I went through the whole thing as best I could remember, from the moment I turned the key in the lock of my front door, right up to the time of the arrival of the ambulance, and the sergeant wrote it all down in his notebook.
‘According to the constable who attended the scene, you told him you didn’t know your attackers,’ said the inspector. ‘Is that correct?’
‘Yes,’ I said. ‘Quite correct.’
‘But you were unable to give him a description of the men.’
‘I became too ill.’
‘Can you give me one now?’
I had thought of little else for the preceding twenty-four hours. Over and over again, I had gone through the whole thing in my head trying to conjure up the image of the two faces, but with very limited success.
‘I was concentrating on the knife,’ I said. ‘I know that the men were white and I must have seen their faces well enough to realize I didn’t recognize them, but I’m afraid I can’t help you.’
‘Did they say anything?’
‘Not that I remember. It all happened so quickly. One of them grabbed me and the other started stabbing as soon as I walked through the door.’
‘So they were waiting for you?’
‘Yes,’ I said. ‘I am sure they were. I was careless. I checked the bushes in the front garden and never imagined that anyone would be inside.’
The sergeant looked up at me from his notebook. ‘Were you expecting to be attacked?’ he asked.
‘Not exactly expecting it, no. I’m just naturally vigilant. And it isn’t the first time. Someone tried to kill me only a week ago.’
Both the policemen looked at me in surprise.
‘Was it the man with the knife?’ the inspector asked.
‘No,’ I said. ‘Not unless he’s risen from the dead.’
I told them all about being shut in the sauna, my escape, and the subsequent discovery of Dave Swinton’s body in the burning car. They’d heard about that.
‘You can speak to Detective Sergeant Jagger from Thames Valley Police if you need to. He’s the investigating officer.’
DS Gibb wrote it down.
‘How did the men get into my flat?’ I asked.
‘They forced open a window in your kitchen,’ said the sergeant. ‘It’s now been screwed shut.’
They must have come down the lane that ran along the back of the garden.
‘Was anything stolen?’ I asked.
‘You’ll have to answer that yourself, Mr Hinkley, when you go home. There certainly wasn’t the usual mess we find when villains have been searching for valuables. No drawers turned out or anything.’
That seemed to confirm that it had definitely been me they were after, not my meagre worldly goods.
I leaned back on the pillow and closed my eyes. I was getting tired.
‘We will leave you now to rest,’ said the inspector, standing up, ‘but we’ll be back with some mugshots for you to look at when you’re a little better. Is there anything you need?’

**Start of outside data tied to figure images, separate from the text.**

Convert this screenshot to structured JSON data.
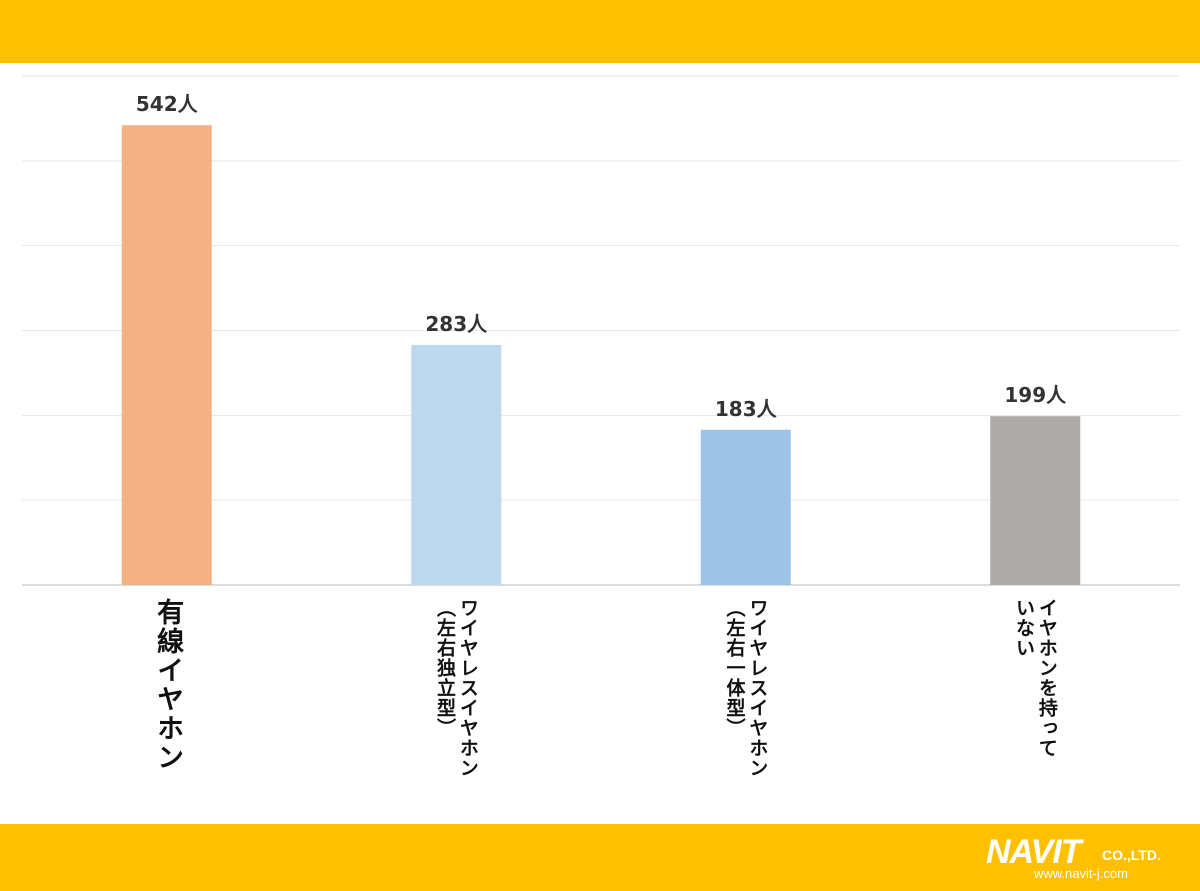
{
  "theme": {
    "band_color": "#FFC000",
    "grid_color": "#E6E6E6",
    "axis_color": "#D0D0D0"
  },
  "chart_data": {
    "type": "bar",
    "title": "",
    "xlabel": "",
    "ylabel": "",
    "ylim": [
      0,
      600
    ],
    "gridlines": [
      0,
      100,
      200,
      300,
      400,
      500,
      600
    ],
    "grid": true,
    "unit_suffix": "人",
    "categories": [
      "有線イヤホン",
      "ワイヤレスイヤホン\n（左右独立型）",
      "ワイヤレスイヤホン\n（左右一体型）",
      "イヤホンを持って\nいない"
    ],
    "values": [
      542,
      283,
      183,
      199
    ],
    "data_labels": [
      "542人",
      "283人",
      "183人",
      "199人"
    ],
    "colors": [
      "#F4B183",
      "#BDD7EE",
      "#9DC3E6",
      "#AEAAAA"
    ]
  },
  "logo": {
    "name": "NAVIT",
    "suffix": "CO.,LTD.",
    "url": "www.navit-j.com"
  }
}
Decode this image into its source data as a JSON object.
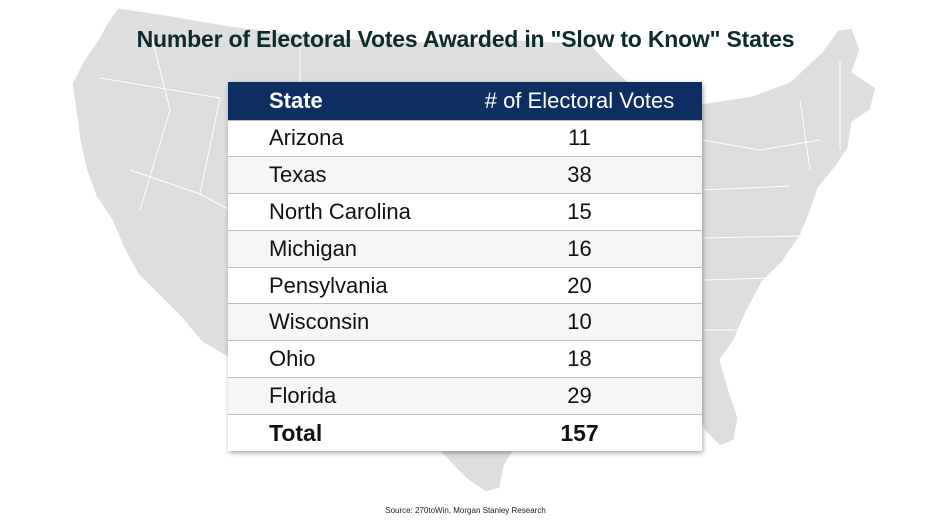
{
  "title": "Number of Electoral Votes Awarded in \"Slow to Know\" States",
  "table": {
    "headers": [
      "State",
      "# of Electoral Votes"
    ],
    "rows": [
      [
        "Arizona",
        "11"
      ],
      [
        "Texas",
        "38"
      ],
      [
        "North Carolina",
        "15"
      ],
      [
        "Michigan",
        "16"
      ],
      [
        "Pensylvania",
        "20"
      ],
      [
        "Wisconsin",
        "10"
      ],
      [
        "Ohio",
        "18"
      ],
      [
        "Florida",
        "29"
      ]
    ],
    "total": [
      "Total",
      "157"
    ]
  },
  "source": "Source: 270toWin, Morgan Stanley Research",
  "colors": {
    "header_bg": "#0d2e61",
    "map_fill": "#dedede",
    "map_lines": "#ffffff",
    "title": "#0e2a2a"
  },
  "chart_data": {
    "type": "table",
    "title": "Number of Electoral Votes Awarded in \"Slow to Know\" States",
    "columns": [
      "State",
      "# of Electoral Votes"
    ],
    "categories": [
      "Arizona",
      "Texas",
      "North Carolina",
      "Michigan",
      "Pensylvania",
      "Wisconsin",
      "Ohio",
      "Florida"
    ],
    "values": [
      11,
      38,
      15,
      16,
      20,
      10,
      18,
      29
    ],
    "total": 157
  }
}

‘You could contact my sister for me,’ I said. ‘She’ll be wondering why I didn’t call when I got home on Sunday, as I usually do.’
I gave them Faye’s phone number.
‘No problem,’ said the inspector. ‘I’ll call her as soon as I’m outside.’
‘Please don’t worry her,’ I said. ‘Ask her to come in tomorrow.’
They started to leave.
‘Hold on a moment,’ I said, opening my eyes again. ‘There were some telephone calls.’
‘What calls?’
‘On Saturday night and Sunday morning, I received four calls on my landline but no one spoke. I am sure there was someone on the line because I could hear noises in the background, but they didn’t say anything, they just listened for a few seconds and then hung up. I now wonder if the calls were made simply to find out if I was there.’
‘Are you ex-directory?’ the inspector asked.
‘I don’t really know,’ I said. ‘I hardly ever use the landline. It was my former girlfriend who liked it. I just transferred the number to my new flat when we sold the old one. I need the broadband that comes with it.’